Leslie A Bruggeman, John R Sedor, John F O'Toole, Leslie A Bruggeman, John R Sedor, John F O'Toole

Abstract

Purpose of review: Allelic variants in the gene for apolipoprotein L1 (APOL1), found only in individuals of African ancestry, explain a majority of the excess risk of kidney disease in African Americans. However, a clear understanding how the disease-associated APOL1 variants cause kidney injury and the identity of environmental stressors that trigger the injury process have not been determined.

Recent findings: Basic mechanistic studies of APOL1 biochemistry and cell biology, bolstered by new antibody reagents and inducible pluripotent stem cell-derived cell systems, have focused on the cytotoxic effect of the risk variants when APOL1 gene expression is induced. Since the APOL1 variants evolved to alter a key protein-protein interaction with the trypanosome serum resistance-associated protein, additional studies have begun to address differences in APOL1 interactions with other proteins expressed in podocytes, including new observations that APOL1 variants may alter podocyte cytoskeleton dynamics.
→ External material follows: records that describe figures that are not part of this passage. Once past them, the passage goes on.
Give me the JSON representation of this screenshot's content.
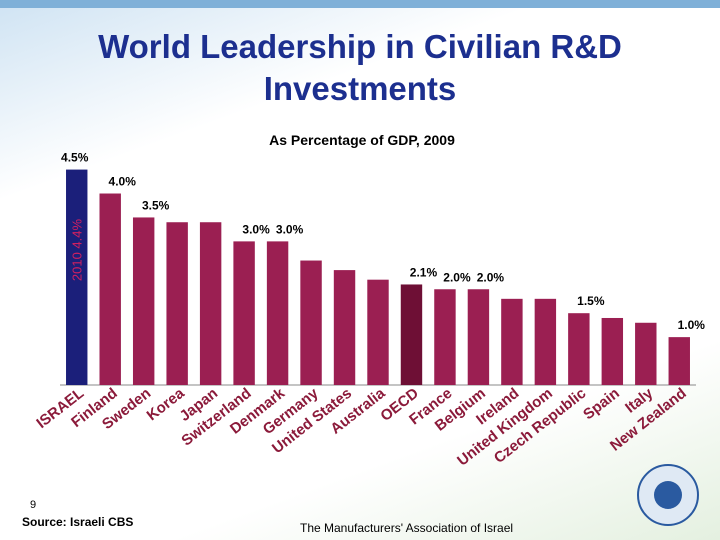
{
  "title": "World Leadership in Civilian R&D Investments",
  "page_number": "9",
  "source": "Source: Israeli CBS",
  "footer": "The Manufacturers' Association of Israel",
  "chart_data": {
    "type": "bar",
    "subtitle": "As Percentage of GDP, 2009",
    "categories": [
      "ISRAEL",
      "Finland",
      "Sweden",
      "Korea",
      "Japan",
      "Switzerland",
      "Denmark",
      "Germany",
      "United States",
      "Australia",
      "OECD",
      "France",
      "Belgium",
      "Ireland",
      "United Kingdom",
      "Czech Republic",
      "Spain",
      "Italy",
      "New Zealand"
    ],
    "values": [
      4.5,
      4.0,
      3.5,
      3.4,
      3.4,
      3.0,
      3.0,
      2.6,
      2.4,
      2.2,
      2.1,
      2.0,
      2.0,
      1.8,
      1.8,
      1.5,
      1.4,
      1.3,
      1.0
    ],
    "value_labels": [
      "4.5%",
      "4.0%",
      "3.5%",
      null,
      null,
      "3.0%",
      "3.0%",
      null,
      null,
      null,
      "2.1%",
      "2.0%",
      "2.0%",
      null,
      null,
      "1.5%",
      null,
      null,
      "1.0%"
    ],
    "colors": [
      "#1b1f7a",
      "#9b1f52",
      "#9b1f52",
      "#9b1f52",
      "#9b1f52",
      "#9b1f52",
      "#9b1f52",
      "#9b1f52",
      "#9b1f52",
      "#9b1f52",
      "#6e0f35",
      "#9b1f52",
      "#9b1f52",
      "#9b1f52",
      "#9b1f52",
      "#9b1f52",
      "#9b1f52",
      "#9b1f52",
      "#9b1f52"
    ],
    "annotation": "2010   4.4%",
    "ylim": [
      0,
      4.7
    ]
  }
}
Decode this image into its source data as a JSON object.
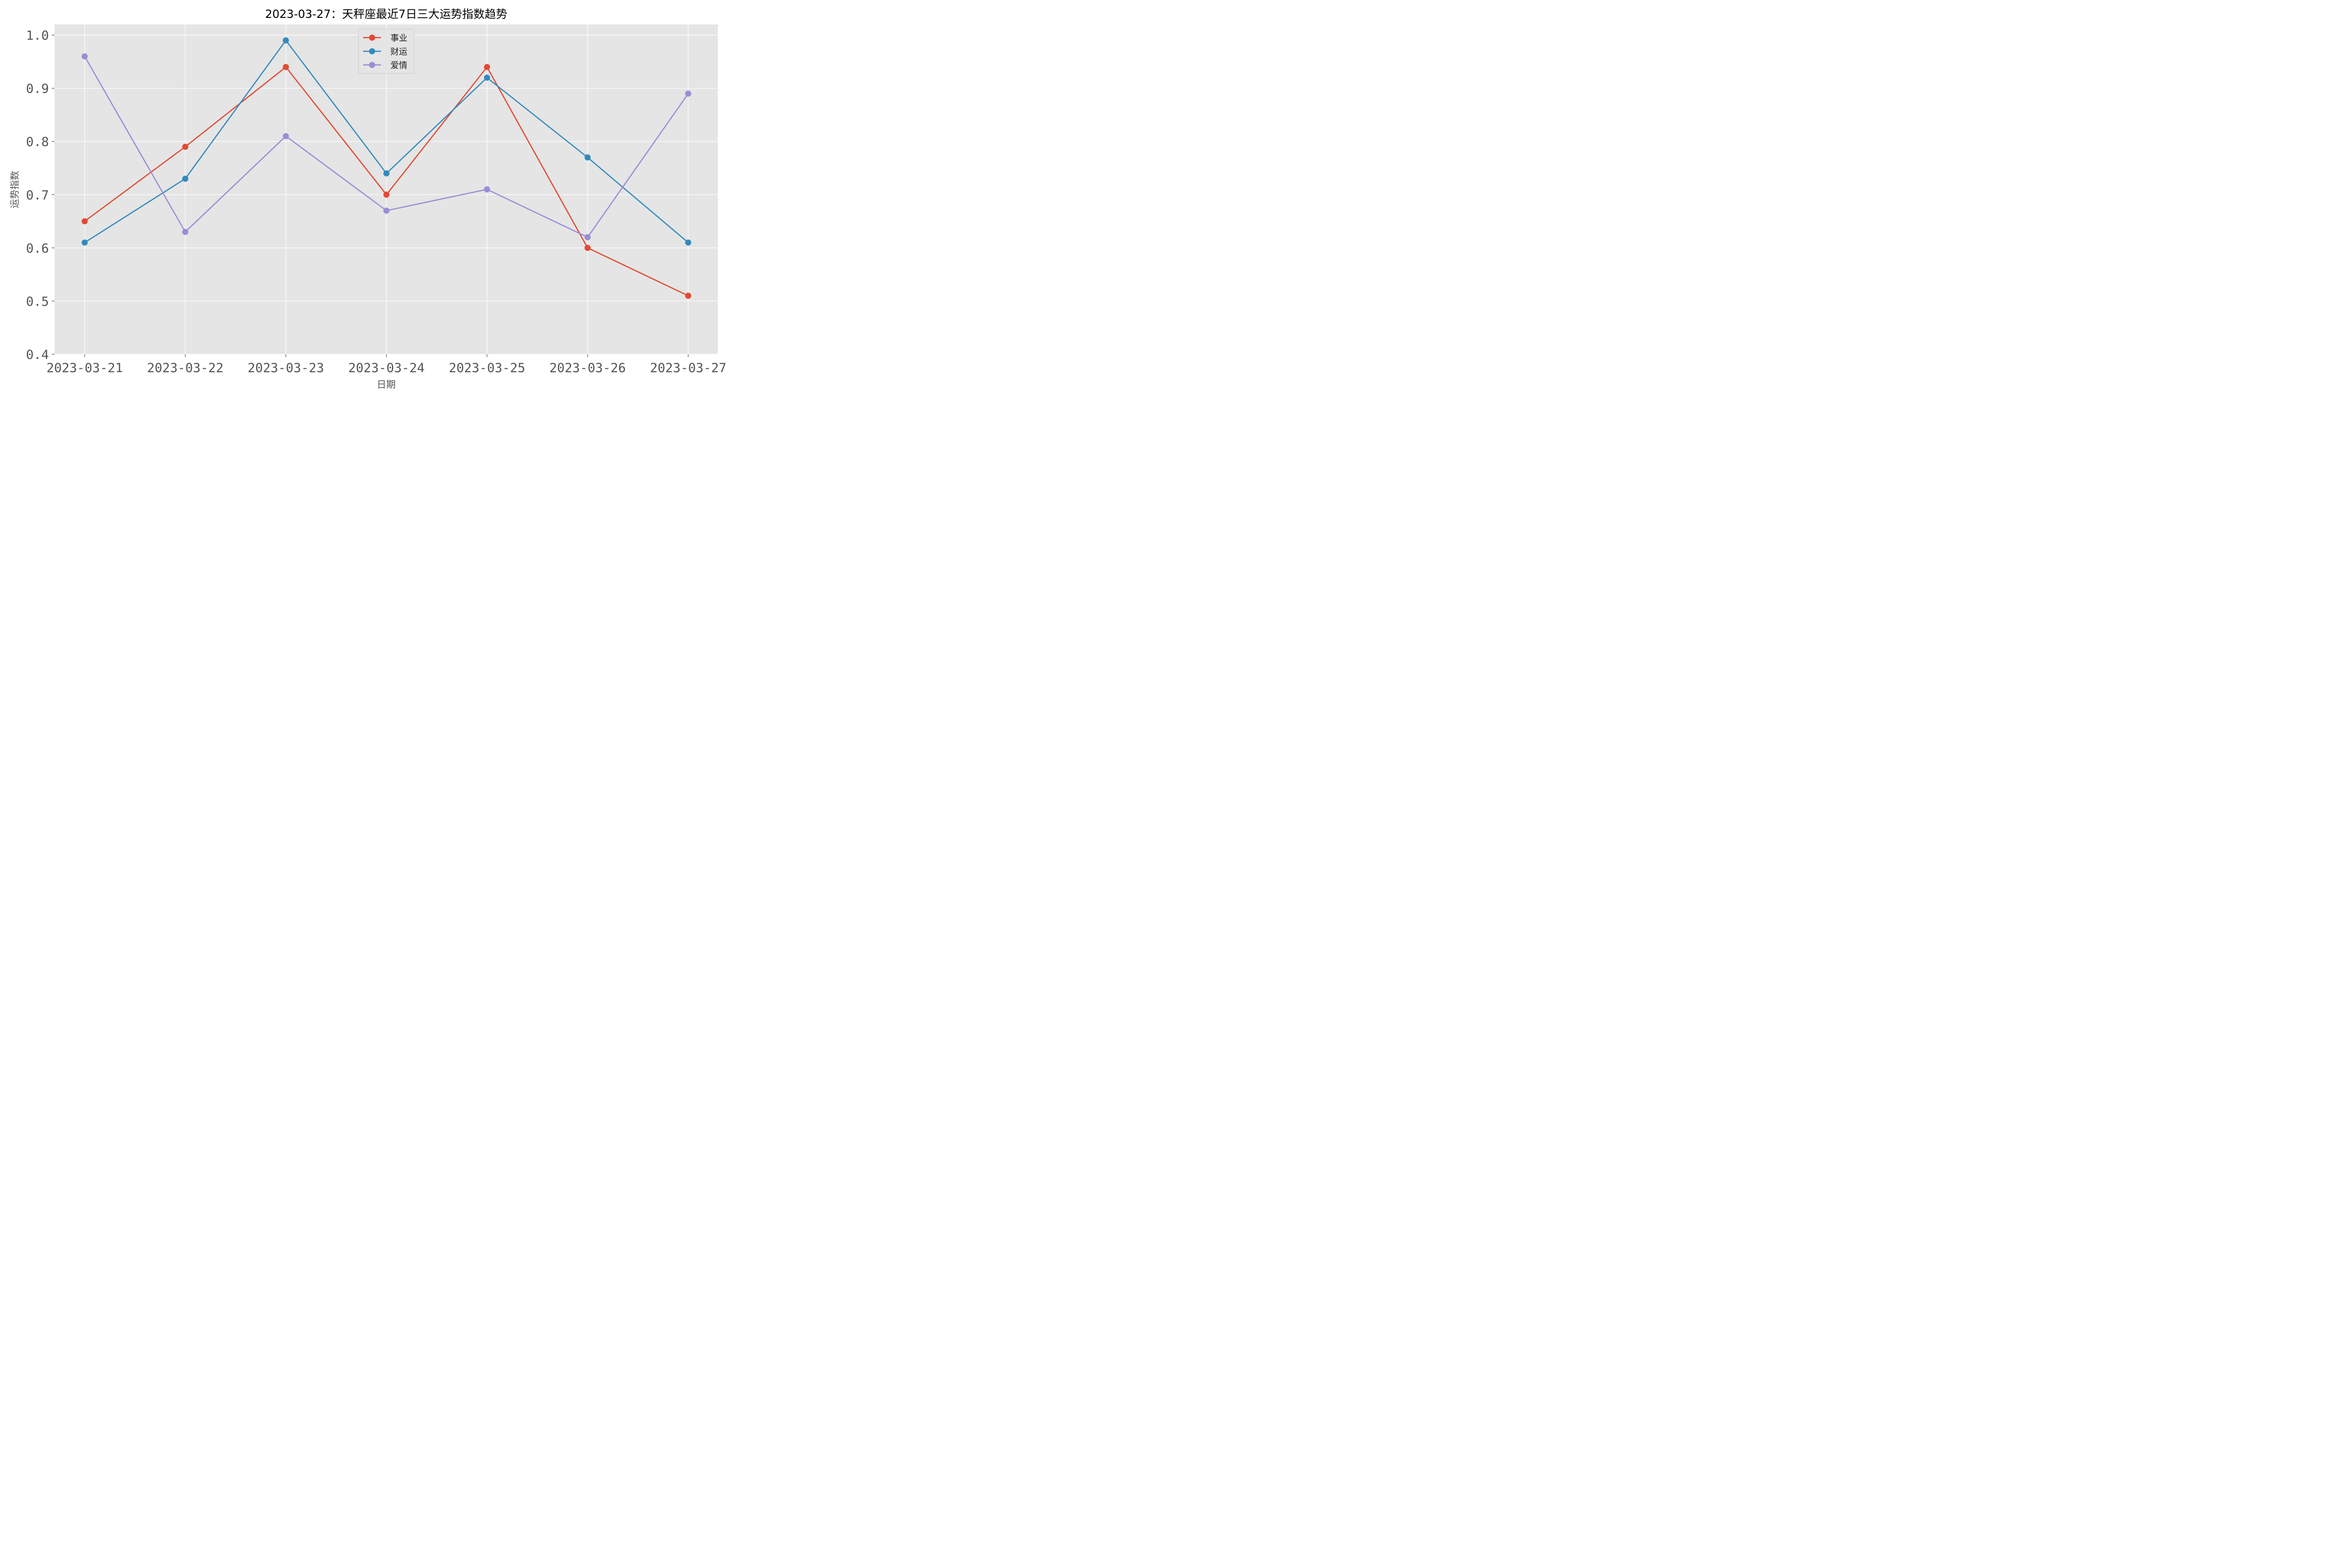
{
  "chart_data": {
    "type": "line",
    "title": "2023-03-27：天秤座最近7日三大运势指数趋势",
    "xlabel": "日期",
    "ylabel": "运势指数",
    "categories": [
      "2023-03-21",
      "2023-03-22",
      "2023-03-23",
      "2023-03-24",
      "2023-03-25",
      "2023-03-26",
      "2023-03-27"
    ],
    "ylim": [
      0.4,
      1.02
    ],
    "yticks": [
      "0.4",
      "0.5",
      "0.6",
      "0.7",
      "0.8",
      "0.9",
      "1.0"
    ],
    "grid": true,
    "legend_position": "top-center",
    "series": [
      {
        "name": "事业",
        "color": "#E24A33",
        "values": [
          0.65,
          0.79,
          0.94,
          0.7,
          0.94,
          0.6,
          0.51
        ]
      },
      {
        "name": "财运",
        "color": "#348ABD",
        "values": [
          0.61,
          0.73,
          0.99,
          0.74,
          0.92,
          0.77,
          0.61
        ]
      },
      {
        "name": "爱情",
        "color": "#988ED5",
        "values": [
          0.96,
          0.63,
          0.81,
          0.67,
          0.71,
          0.62,
          0.89
        ]
      }
    ]
  }
}
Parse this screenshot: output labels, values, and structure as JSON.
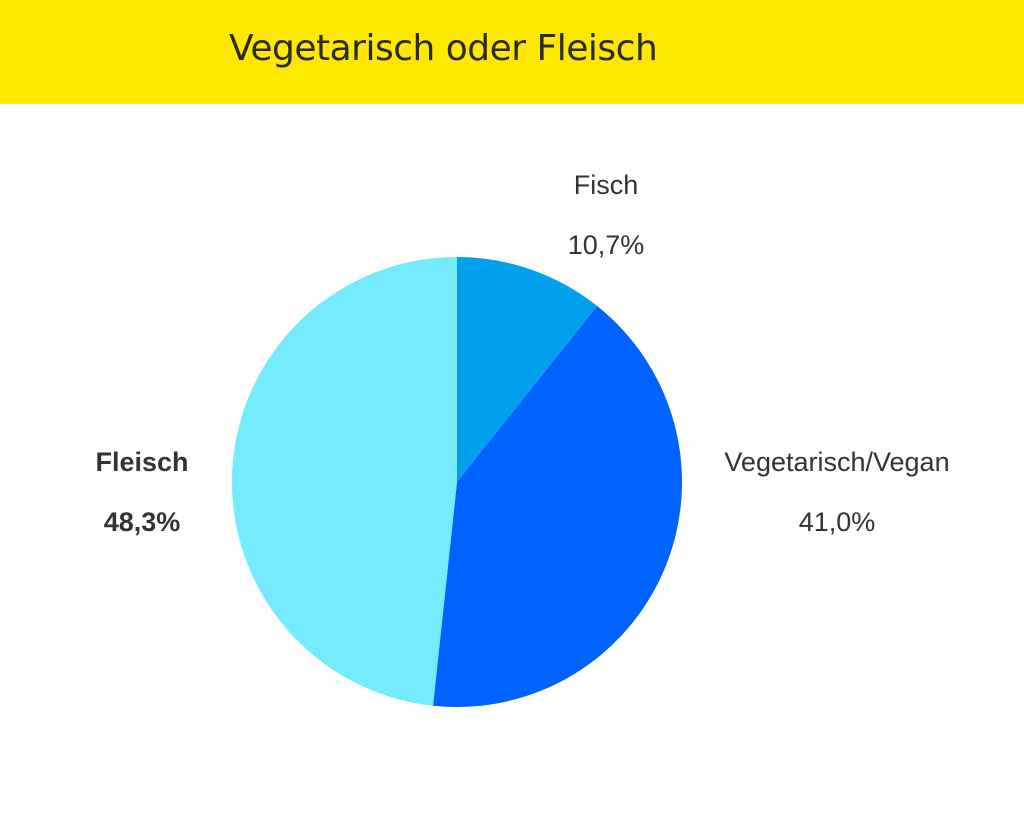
{
  "header": {
    "title": "Vegetarisch oder Fleisch",
    "background": "#FFE800"
  },
  "chart_data": {
    "type": "pie",
    "title": "Vegetarisch oder Fleisch",
    "start": "12 o'clock",
    "direction": "clockwise",
    "slices": [
      {
        "name": "Fisch",
        "value": 10.7,
        "label": "10,7%",
        "color": "#00A0EE",
        "emphasis": false,
        "label_side": "top"
      },
      {
        "name": "Vegetarisch/Vegan",
        "value": 41.0,
        "label": "41,0%",
        "color": "#0063FF",
        "emphasis": false,
        "label_side": "right"
      },
      {
        "name": "Fleisch",
        "value": 48.3,
        "label": "48,3%",
        "color": "#74EBFF",
        "emphasis": true,
        "label_side": "left"
      }
    ]
  }
}
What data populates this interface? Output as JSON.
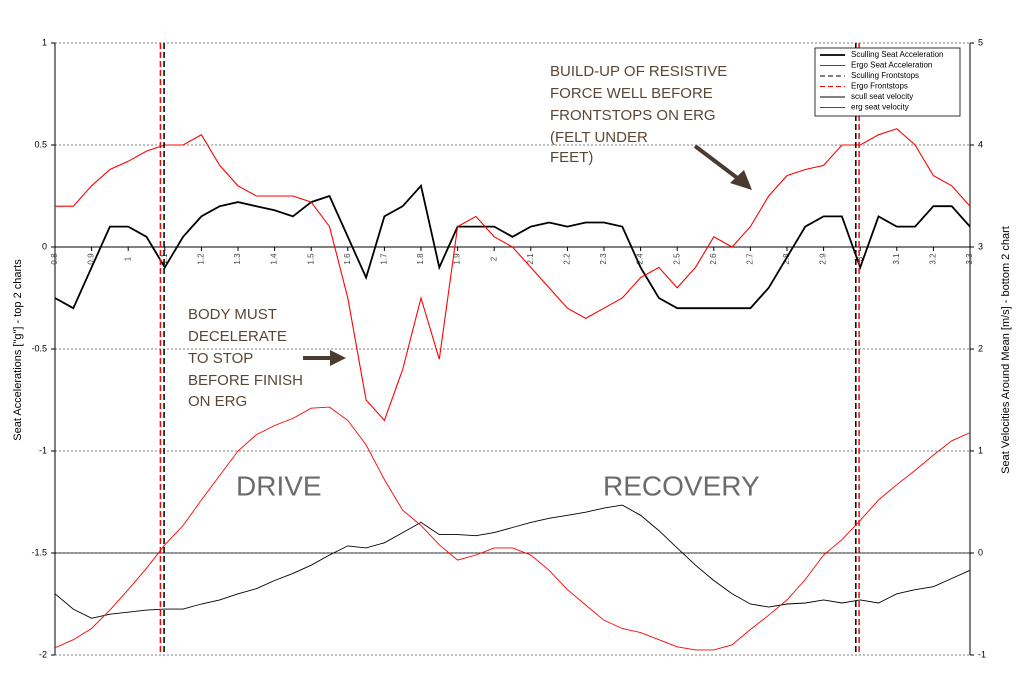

Summary: A unified mechanism of pathogenesis for the various APOL1 nephropathies still remains unclear and controversial. As ongoing studies have consistently implicated the pathogenic gain-of-function effects of the variant proteins, novel therapeutic development inhibiting the synthesis or function of APOL1 proteins is moving toward clinical trials.

Trial registration: ClinicalTrials.gov NCT04340362 NCT04269031.

Conflict of interest statement

Conflict of Interest

The authors have received royalty payments for the commercial use of APOL1 transgenic mouse models.

Copyright © 2021 Wolters Kluwer Health, Inc. All rights reserved.

Figures

Figure 1.. Proposed plasma membrane structure of…
Figure 1.. Proposed plasma membrane structure of the APOL1 channel.
A. The original protein domain structure for APOL1 including the location of the G1 and G2 polymorphisms in the serum response associated (SRA) binding domain. Protein domain shading is the same for all panels, and numbers are the amino acids numbering for the full-length 398 amino acid protein. B. Working model proposed by Schaub et al. (11). C. Working model proposed by Gupta et al. (9). Both models have the majority of the pore-forming domain as extracellular, with two, full-pass transmembrane helices. The Schaub model has two additional full-pass transmembrane regions, with the fourth transmembrane segment as the pore-lining domain that mediates pH sensitivity. The Gupta model proposes the majority of the membrane addressing domain to be on the extracellular surface, but this domain was inaccessible for antibody recognition, suggesting this region was sterically blocked by possibly another protein. Part of this region was predicted to loop into the membrane but not span the membrane. The linker region was assessed to be on the extracellular surface, which is opposite of the Schaub model predictions. Both models propose the SRA-binding domain to be partially inserted into the membrane, with the carboxy-terminus extending into the extracellular space.